Williams seems to ‘get’ what I was trying to do and appreciates its importance and partial novelty. Or, perhaps I was able to get my point across better in the chapter on Idealism, with which he is primarily concerned. What he particularly likes is the demonstration of the way the works of major philosophers develop over time, as they are read and re-read in different contexts. The novelty of a philosophy may be experienced anew, and differently by each audience. This is something that Croce understood all too well, that is, the importance of the interpreter in passionately breathing new life into dead and petrified texts. The text must resonate for the person who, and the age which, reads it. Otherwise the account given is mere chronicle. Those familiar with my work on R. G. Collingwood will see the impression he has made on the way that I conceived this book, but it also demonstrates that there is no Collingwood independent of interpretation, and that my Collingwood in today’s context is very different from Quentin Skinner’s version of Collingwood. Skinner also claims to have been heavily influenced by him.
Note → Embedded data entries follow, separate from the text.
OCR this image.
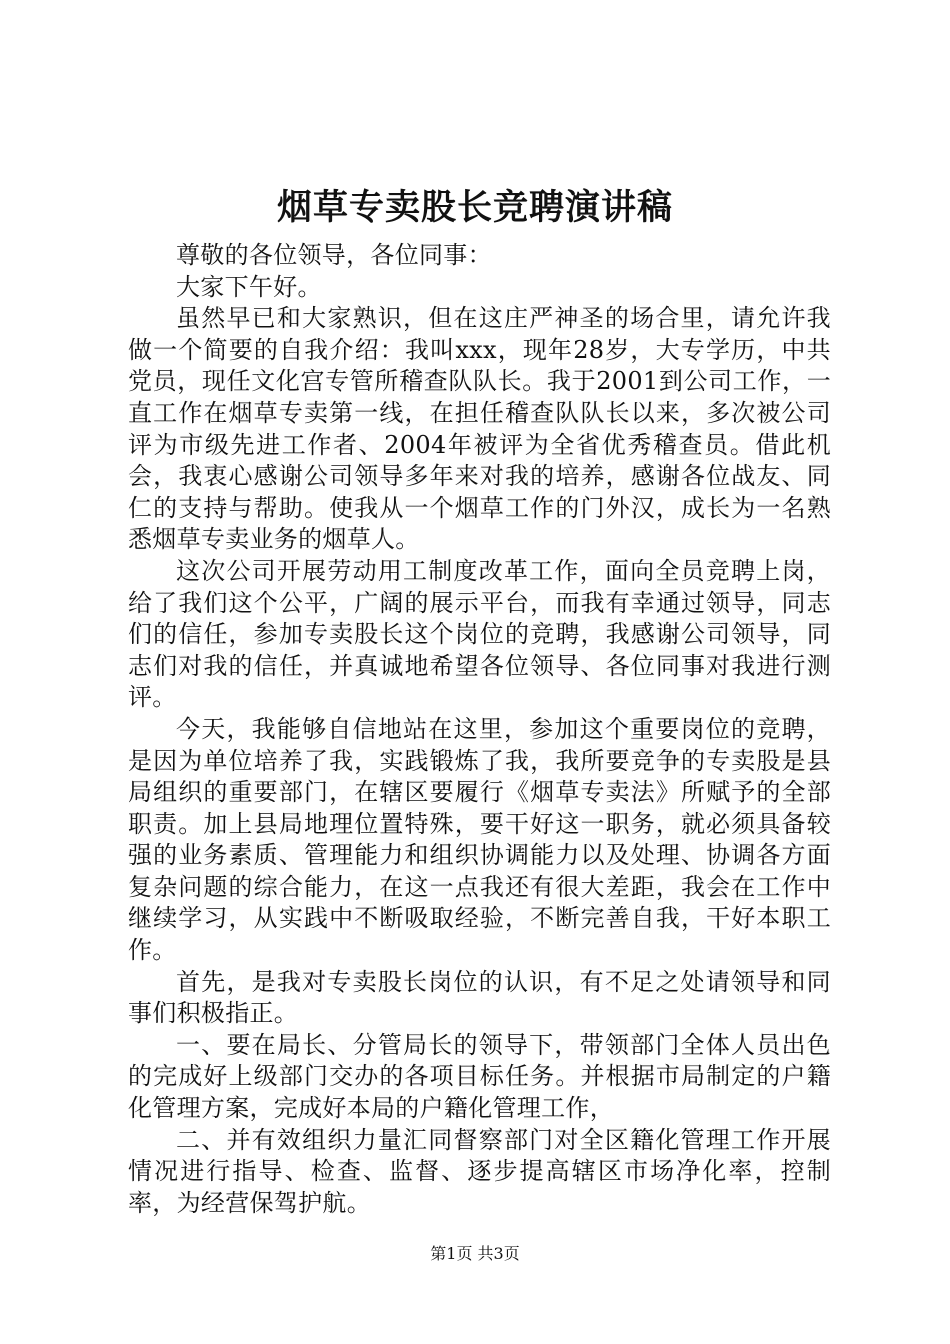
烟草专卖股长竞聘演讲稿

尊敬的各位领导，各位同事：

大家下午好。

虽然早已和大家熟识，但在这庄严神圣的场合里，请允许我做一个简要的自我介绍：我叫xxx，现年28岁，大专学历，中共党员，现任文化宫专管所稽查队队长。我于2001到公司工作，一直工作在烟草专卖第一线，在担任稽查队队长以来，多次被公司评为市级先进工作者、2004年被评为全省优秀稽查员。借此机会，我衷心感谢公司领导多年来对我的培养，感谢各位战友、同仁的支持与帮助。使我从一个烟草工作的门外汉，成长为一名熟悉烟草专卖业务的烟草人。

这次公司开展劳动用工制度改革工作，面向全员竞聘上岗，给了我们这个公平，广阔的展示平台，而我有幸通过领导，同志们的信任，参加专卖股长这个岗位的竞聘，我感谢公司领导，同志们对我的信任，并真诚地希望各位领导、各位同事对我进行测评。

今天，我能够自信地站在这里，参加这个重要岗位的竞聘，是因为单位培养了我，实践锻炼了我，我所要竞争的专卖股是县局组织的重要部门，在辖区要履行《烟草专卖法》所赋予的全部职责。加上县局地理位置特殊，要干好这一职务，就必须具备较强的业务素质、管理能力和组织协调能力以及处理、协调各方面复杂问题的综合能力，在这一点我还有很大差距，我会在工作中继续学习，从实践中不断吸取经验，不断完善自我，干好本职工作。

首先，是我对专卖股长岗位的认识，有不足之处请领导和同事们积极指正。

一、要在局长、分管局长的领导下，带领部门全体人员出色的完成好上级部门交办的各项目标任务。并根据市局制定的户籍化管理方案，完成好本局的户籍化管理工作，

二、并有效组织力量汇同督察部门对全区籍化管理工作开展情况进行指导、检查、监督、逐步提高辖区市场净化率，控制率，为经营保驾护航。

第1页 共3页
Since I am among friends, and on the subject of Idealist interpretations, I hope I may be allowed to indulge myself by repeating what I consider to be one of the most eloquent and profound sentences on Hobbes. In The Philosophical Theory of the State Bernard Bosanquet argues:

For Hobbes, then, we might venture to say, political unity lies in a will which is actual, but not general; while for Locke it lies in a will which is general, but not actual. If the two are pressed to extremes, the former theory annihilates “self,” and the latter annihilates “government.” [4]

 Professor David Boucher (Cardiff University and the University of Johannesburg)

 

[1]  David Boucher, Texts in Context: Revisionist Methods for Studying the History of Ideas (Dordrecht, Martinus Nijhoff, 1985).

[2]  J. M. Brown accuses Oakeshott of ‘a singular lack of interest in what Hobbes actually said.’ ‘A Note on Professor Oakeshott’s Introduction to the Leviathan’, Political Studies, 1 (1953), 55.

[3]  Furthermore, the individual’s retention of the natural right to self-preservation ‘sets the path to the whole system of human rights in the sense of liberalism. . .’ Leo Strauss, ‘Notes on the Concept of the Political’ in Heinrich Meier, Carl Schmitt and Leo Strauss: the hidden dialogue (Chicago: Chicago University Press, 2006), 101.

[4]  Bernard Bosanquet, The Philosophical Theory of the State (London, Macmillan, 1899), 93.